Yes, this is very interesting question. Generally, grubby (and sdubby probably too) is rather broken concept of maintaining bootloader config, and caused several issues in the past. I'm not sure about sdubby, but grubby tries to parse generated grub.cfg and edit it to add new entries based on existing ones (contrary to the huge comment at the top to not edit it). Some upstream discussion: https://bugzilla.redhat.com/show_bug.cgi?id=1287854 </rant>

That's why we have grubby-dummy - to avoid pulling in real grubby package even if something would try. Fix for this ticket should include checking what name is pulled in via deps and adding appropriate Provides: to the grubby-dummy package (so real grubby/sdubby is no longer pulled in).
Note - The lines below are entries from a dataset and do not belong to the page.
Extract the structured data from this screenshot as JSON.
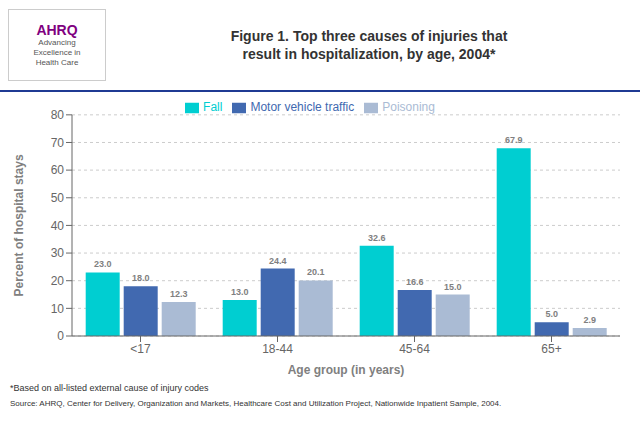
{
  "chart_data": {
    "type": "bar",
    "title": "Figure 1. Top three causes of injuries that\nresult in hospitalization, by age, 2004*",
    "xlabel": "Age group (in years)",
    "ylabel": "Percent of hospital stays",
    "categories": [
      "<17",
      "18-44",
      "45-64",
      "65+"
    ],
    "series": [
      {
        "name": "Fall",
        "color": "#00CED1",
        "values": [
          23.0,
          13.0,
          32.6,
          67.9
        ],
        "value_labels": [
          "23.0",
          "13.0",
          "32.6",
          "67.9"
        ]
      },
      {
        "name": "Motor vehicle traffic",
        "color": "#4169B0",
        "values": [
          18.0,
          24.4,
          16.6,
          5.0
        ],
        "value_labels": [
          "18.0",
          "24.4",
          "16.6",
          "5.0"
        ]
      },
      {
        "name": "Poisoning",
        "color": "#AABBD4",
        "values": [
          12.3,
          20.1,
          15.0,
          2.9
        ],
        "value_labels": [
          "12.3",
          "20.1",
          "15.0",
          "2.9"
        ]
      }
    ],
    "ylim": [
      0,
      80
    ],
    "yticks": [
      0,
      10,
      20,
      30,
      40,
      50,
      60,
      70,
      80
    ],
    "grid": true,
    "legend": "top",
    "data_labels": true,
    "annotations": [
      "AHRQ",
      "Advancing\nExcellence in\nHealth Care",
      "*Based on all-listed external cause of injury codes",
      "Source: AHRQ, Center for Delivery, Organization and Markets, Healthcare Cost and Utilization Project, Nationwide Inpatient Sample, 2004."
    ]
  }
}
I wouldn't expect anything to break, all the places using grubby I've seen do have a fallback to a proper config generator (grub2-mkconfig).

RandyTheOtter commented 5 days ago

@DemiMarie both akmods (not akmods-nvidia), and xorg-x11-drv-nvidia depend on grubby, and nothing except for systemd-udev depend on sdubby directly.

 $ repoquery -q --installed --whatrequires sdubby
systemd-udev-0:255.13-1.fc40.x86_64
 $ repoquery -q --installed --whatrequires grubby
akmods-0:0.5.8-8.fc40.noarch
systemd-udev-0:255.13-1.fc40.x86_64
xorg-x11-drv-nvidia-3:560.35.03-5.fc40.x86_64

Don't know why though.